The shuffling, dealing and furious study of playing cards appears to loom large in FWC activities and Mrs. Fred Astaire caused many eyes to narrow suspiciously when she admitted an ignorance of the rules of bridge. To regain the membership's good graces, however, she volunteered to sit by the club window and watch for Brownie sneaking up with a chalk stick on parked cars.
One Friday per month, the club has a special program which entails a guest speaker sharing his or her particular expertise with the membership. Among the fascinating lectures in the offing, according to our spy's information, are:
·Advanced Washer and Dryer maintenance featuring Royce Hodgdon
· Ice House Racing Tips from Willis Berry
· How to Paint Moon of the Popping Trees by Numbers with Jeannie Blinkinsop-Blinkinsop
· The Key to Harmonious Co-existence starring Swami Johnson and Maharishi Nash
· Patch Your Own Pothole by a mystery expert, and
· A special Horticultural Pep-talk by twice Gardener-of-the-Month, Bubber Haycock and the Boys. (Small Whorled Pogonias no problem. How many d'ya want?)

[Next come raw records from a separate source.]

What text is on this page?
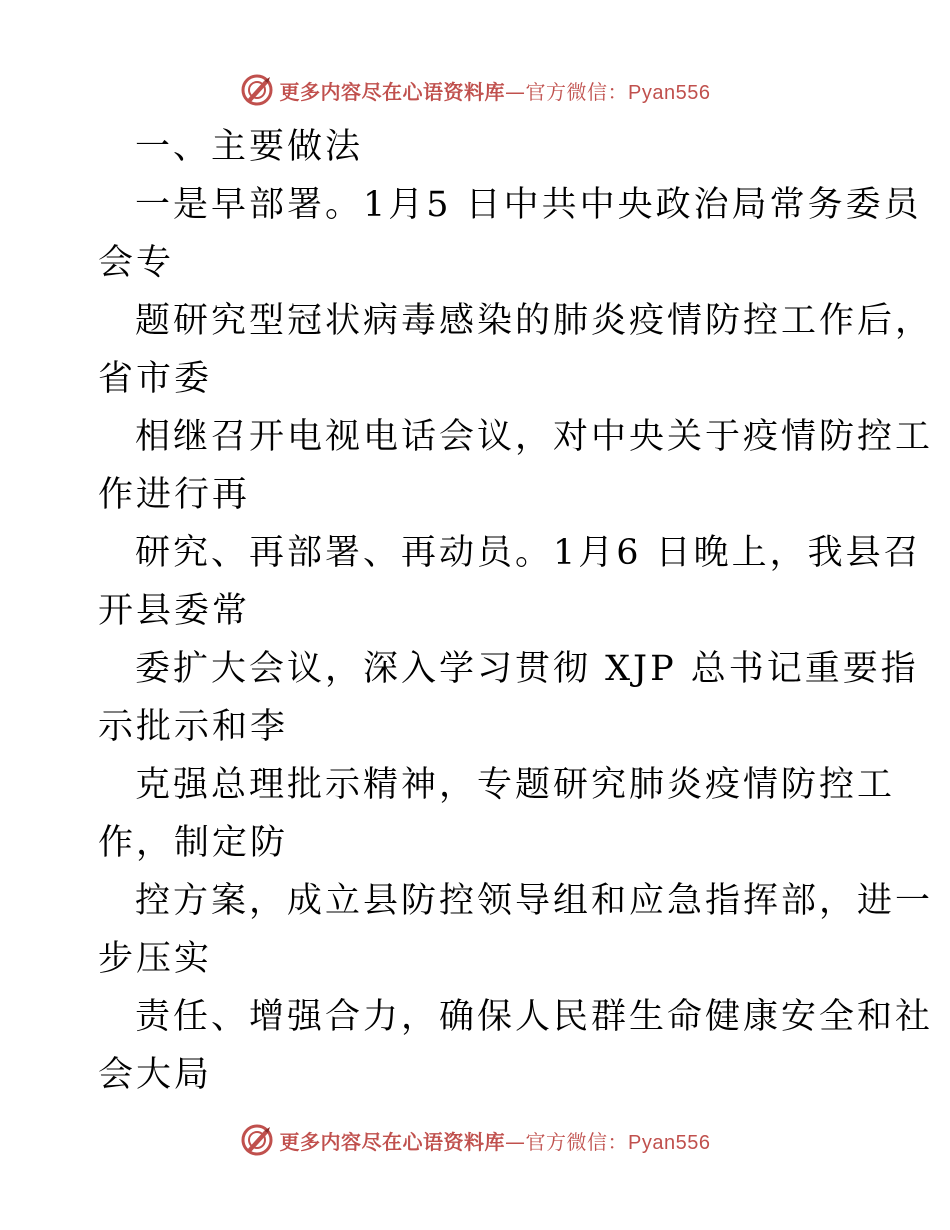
更多内容尽在心语资料库—官方微信：Pyan556
一、主要做法
一是早部署。1月5 日中共中央政治局常务委员
会专
题研究型冠状病毒感染的肺炎疫情防控工作后，
省市委
相继召开电视电话会议，对中央关于疫情防控工
作进行再
研究、再部署、再动员。1月6 日晚上，我县召
开县委常
委扩大会议，深入学习贯彻 XJP 总书记重要指
示批示和李
克强总理批示精神，专题研究肺炎疫情防控工
作，制定防
控方案，成立县防控领导组和应急指挥部，进一
步压实
责任、增强合力，确保人民群生命健康安全和社
会大局
更多内容尽在心语资料库—官方微信：Pyan556
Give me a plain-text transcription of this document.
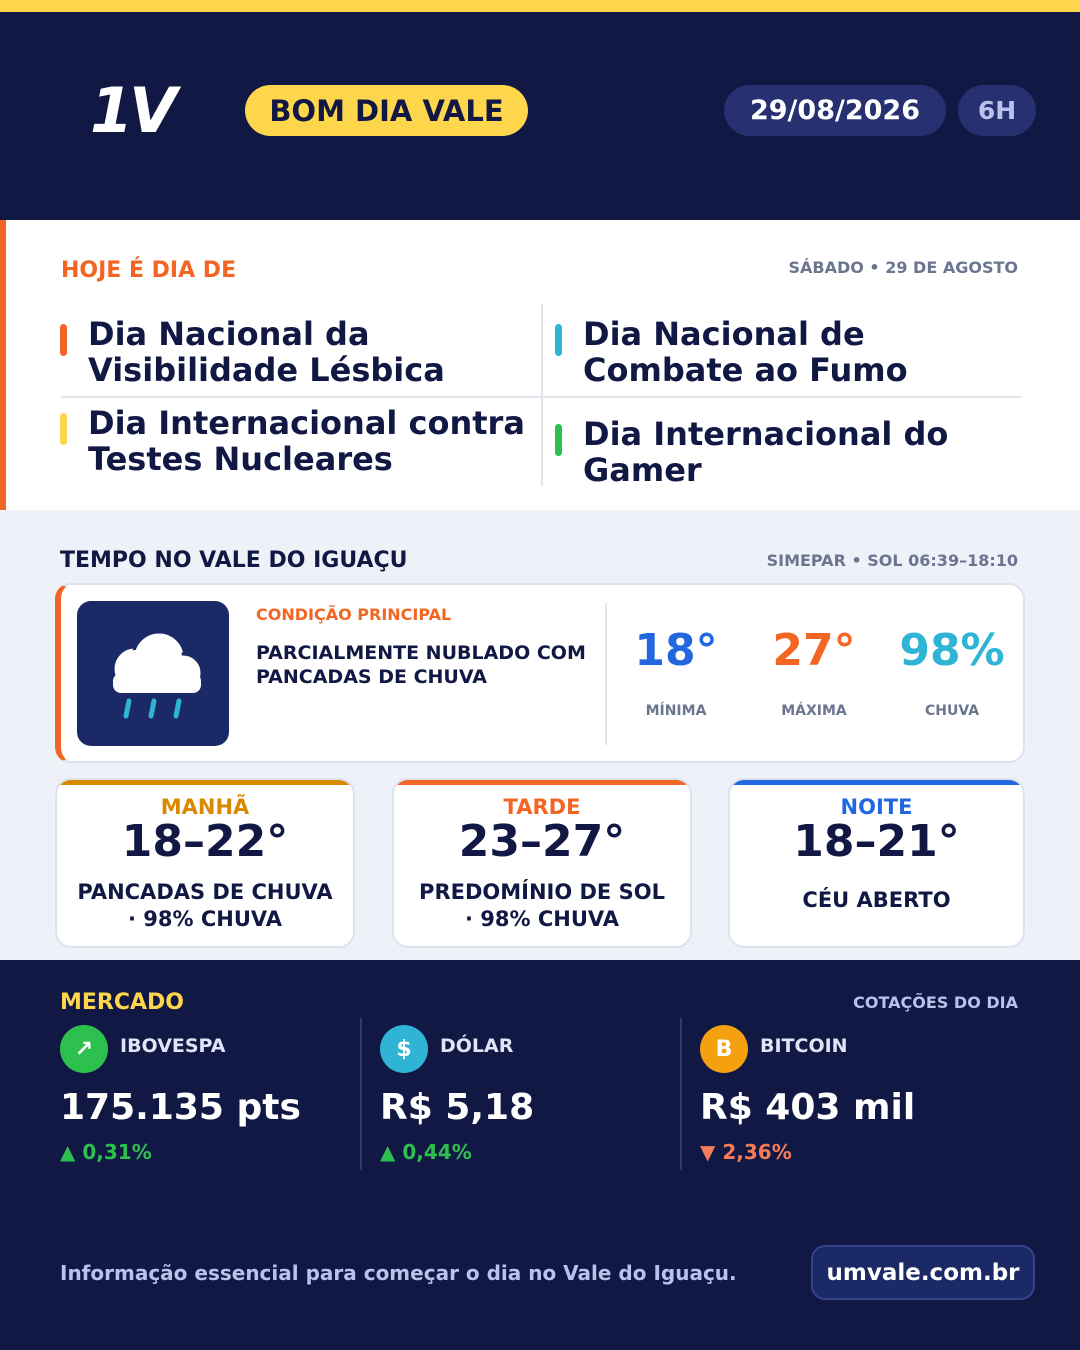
1V	BOM DIA VALE	29/08/2026	6H
HOJE É DIA DE	SÁBADO • 29 DE AGOSTO
Dia Nacional da Visibilidade Lésbica
Dia Nacional de Combate ao Fumo
Dia Internacional contra Testes Nucleares
Dia Internacional do Gamer
TEMPO NO VALE DO IGUAÇU	SIMEPAR • SOL 06:39–18:10
CONDIÇÃO PRINCIPAL
PARCIALMENTE NUBLADO COM PANCADAS DE CHUVA
18°
MÍNIMA
27°
MÁXIMA
98%
CHUVA
MANHÃ
18–22°
PANCADAS DE CHUVA
· 98% CHUVA
TARDE
23–27°
PREDOMÍNIO DE SOL
· 98% CHUVA
NOITE
18–21°
CÉU ABERTO
MERCADO	COTAÇÕES DO DIA
↗	IBOVESPA
175.135 pts
▲ 0,31%
$	DÓLAR
R$ 5,18
▲ 0,44%
B	BITCOIN
R$ 403 mil
▼ 2,36%
Informação essencial para começar o dia no Vale do Iguaçu.	umvale.com.br
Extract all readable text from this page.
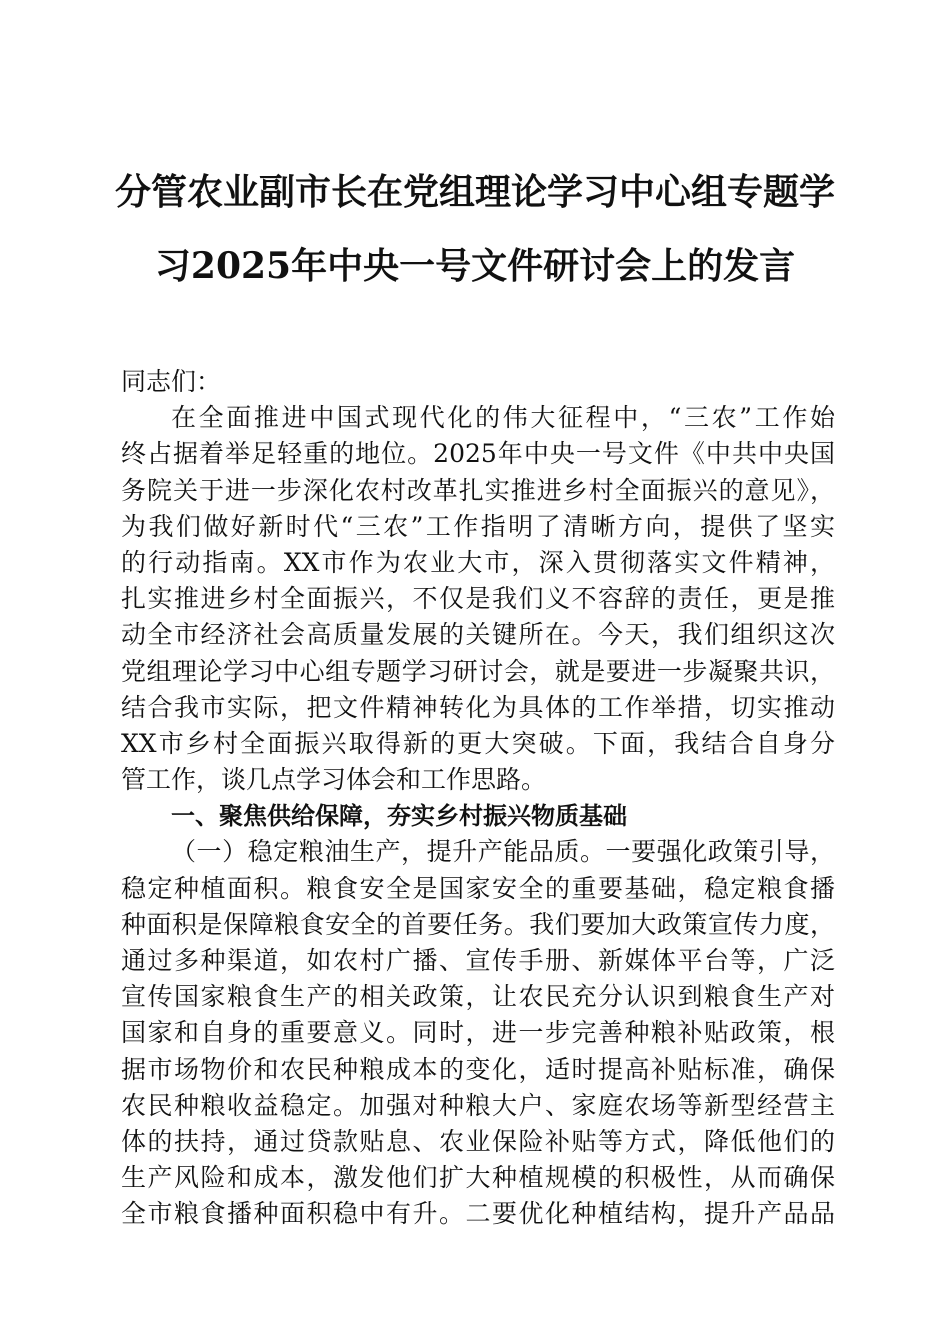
分管农业副市长在党组理论学习中心组专题学
习2025年中央一号文件研讨会上的发言
同志们：
在全面推进中国式现代化的伟大征程中，“三农”工作始
终占据着举足轻重的地位。2025年中央一号文件《中共中央国
务院关于进一步深化农村改革扎实推进乡村全面振兴的意见》，
为我们做好新时代“三农”工作指明了清晰方向，提供了坚实
的行动指南。XX市作为农业大市，深入贯彻落实文件精神，
扎实推进乡村全面振兴，不仅是我们义不容辞的责任，更是推
动全市经济社会高质量发展的关键所在。今天，我们组织这次
党组理论学习中心组专题学习研讨会，就是要进一步凝聚共识，
结合我市实际，把文件精神转化为具体的工作举措，切实推动
XX市乡村全面振兴取得新的更大突破。下面，我结合自身分
管工作，谈几点学习体会和工作思路。
一、聚焦供给保障，夯实乡村振兴物质基础
（一）稳定粮油生产，提升产能品质。一要强化政策引导，
稳定种植面积。粮食安全是国家安全的重要基础，稳定粮食播
种面积是保障粮食安全的首要任务。我们要加大政策宣传力度，
通过多种渠道，如农村广播、宣传手册、新媒体平台等，广泛
宣传国家粮食生产的相关政策，让农民充分认识到粮食生产对
国家和自身的重要意义。同时，进一步完善种粮补贴政策，根
据市场物价和农民种粮成本的变化，适时提高补贴标准，确保
农民种粮收益稳定。加强对种粮大户、家庭农场等新型经营主
体的扶持，通过贷款贴息、农业保险补贴等方式，降低他们的
生产风险和成本，激发他们扩大种植规模的积极性，从而确保
全市粮食播种面积稳中有升。二要优化种植结构，提升产品品
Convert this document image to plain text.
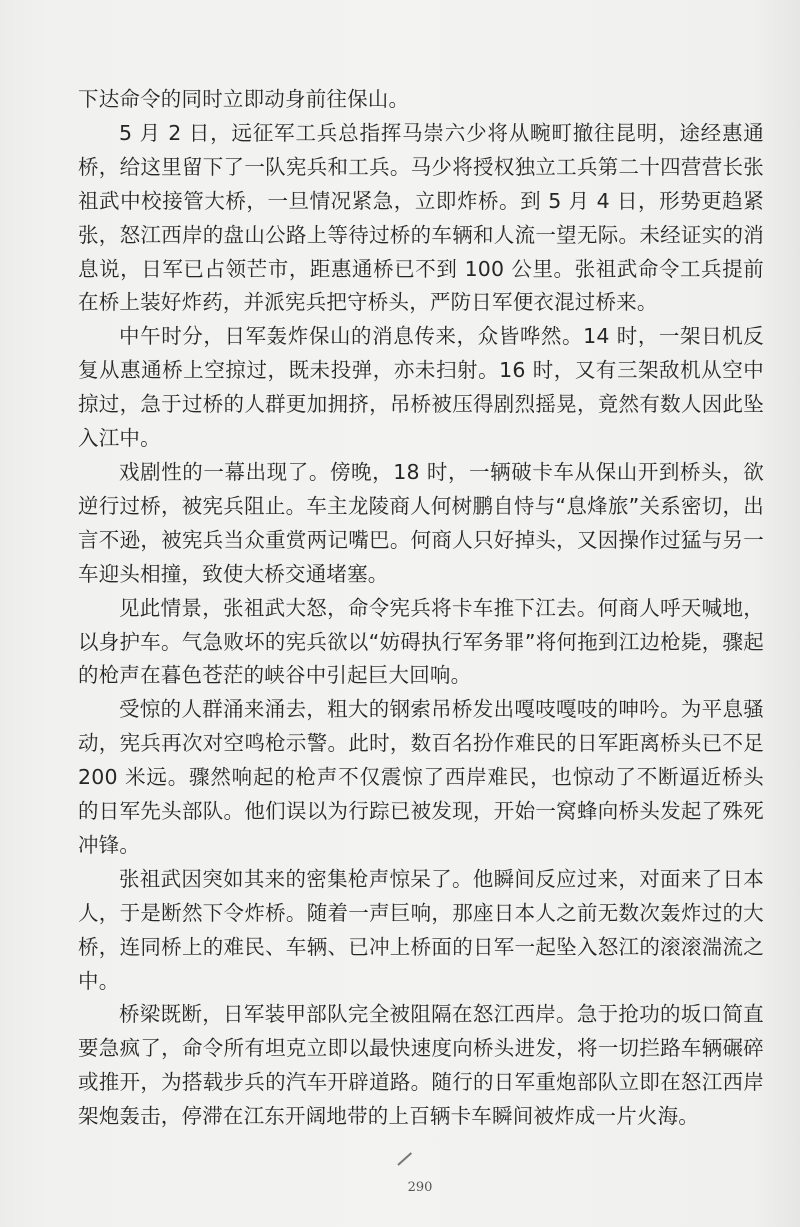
下达命令的同时立即动身前往保山。

5 月 2 日，远征军工兵总指挥马崇六少将从畹町撤往昆明，途经惠通桥，给这里留下了一队宪兵和工兵。马少将授权独立工兵第二十四营营长张祖武中校接管大桥，一旦情况紧急，立即炸桥。到 5 月 4 日，形势更趋紧张，怒江西岸的盘山公路上等待过桥的车辆和人流一望无际。未经证实的消息说，日军已占领芒市，距惠通桥已不到 100 公里。张祖武命令工兵提前在桥上装好炸药，并派宪兵把守桥头，严防日军便衣混过桥来。

中午时分，日军轰炸保山的消息传来，众皆哗然。14 时，一架日机反复从惠通桥上空掠过，既未投弹，亦未扫射。16 时，又有三架敌机从空中掠过，急于过桥的人群更加拥挤，吊桥被压得剧烈摇晃，竟然有数人因此坠入江中。

戏剧性的一幕出现了。傍晚，18 时，一辆破卡车从保山开到桥头，欲逆行过桥，被宪兵阻止。车主龙陵商人何树鹏自恃与“息烽旅”关系密切，出言不逊，被宪兵当众重赏两记嘴巴。何商人只好掉头，又因操作过猛与另一车迎头相撞，致使大桥交通堵塞。

见此情景，张祖武大怒，命令宪兵将卡车推下江去。何商人呼天喊地，以身护车。气急败坏的宪兵欲以“妨碍执行军务罪”将何拖到江边枪毙，骤起的枪声在暮色苍茫的峡谷中引起巨大回响。

受惊的人群涌来涌去，粗大的钢索吊桥发出嘎吱嘎吱的呻吟。为平息骚动，宪兵再次对空鸣枪示警。此时，数百名扮作难民的日军距离桥头已不足 200 米远。骤然响起的枪声不仅震惊了西岸难民，也惊动了不断逼近桥头的日军先头部队。他们误以为行踪已被发现，开始一窝蜂向桥头发起了殊死冲锋。

张祖武因突如其来的密集枪声惊呆了。他瞬间反应过来，对面来了日本人，于是断然下令炸桥。随着一声巨响，那座日本人之前无数次轰炸过的大桥，连同桥上的难民、车辆、已冲上桥面的日军一起坠入怒江的滚滚湍流之中。

桥梁既断，日军装甲部队完全被阻隔在怒江西岸。急于抢功的坂口简直要急疯了，命令所有坦克立即以最快速度向桥头进发，将一切拦路车辆碾碎或推开，为搭载步兵的汽车开辟道路。随行的日军重炮部队立即在怒江西岸架炮轰击，停滞在江东开阔地带的上百辆卡车瞬间被炸成一片火海。

290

Further dispatches from Mrs. Fred Astaire will be aired if and when they are received.
Past Mudder-of-the-Month Crowbar Tufts it was, I believe, who had to fish a vehicle out of Northeast Pond after it went through the ice recently. Meanwhile angler extraordinaire, High School Principal Ken Beaupre, says he has been catching zilch lately, shoals and shoals of 'em, striped zilch, snub-nosed zilch, rainbow zilch, razorbacked zilch... wherever zilch swim, in fact, Ken's right there.
Pothole of the Year
With the perennial exception of River Road, potholes do not seem to have raised their heads yet in large numbers, but in the coming weeks there are bound to be a few beauties out there. Last year, the Rochester Courier, in its magnanimity, established a three-foot high (or deep) Pothole of the Year trophy (topped by a tractor) to be competed for annually. The current holder is Mr. Roger Belanger, a garbologist, of Farmington with a Route 153 monster called Jaws, that beat allcomers in 1990.
Farmington Corner is now seeking nominations for Pothole of the Year 1991. Send in a postcard (or call 332-1182) with the location, description, and name of your choice pothole - it should be embedded within the readership area. Photographs and horror stories are welcome. Closing date for entries is March 13, 1991.
A total of 21 former graduates of Farmington High School have yellow ribbons displayed with their names thereon at the Goodwin Library to denote their participation in Desert Storm, and Dorinda is eager to receive information of anyone who might be missing from the following list:
William Merrill, Andy Servitas, Keith Gagne, David Funk, Jr., Edward Cilley, Michael DePalma, Edmond Bernier, Gary Hubbard, Mark Cardosi, Mark Hill, Donald West, Michael Kuligowski, Christopher Lover, Jeffrey Conner, Thomas Todd II, Robert Russell, Brian Tuck, William Miller and Rick Carpenter.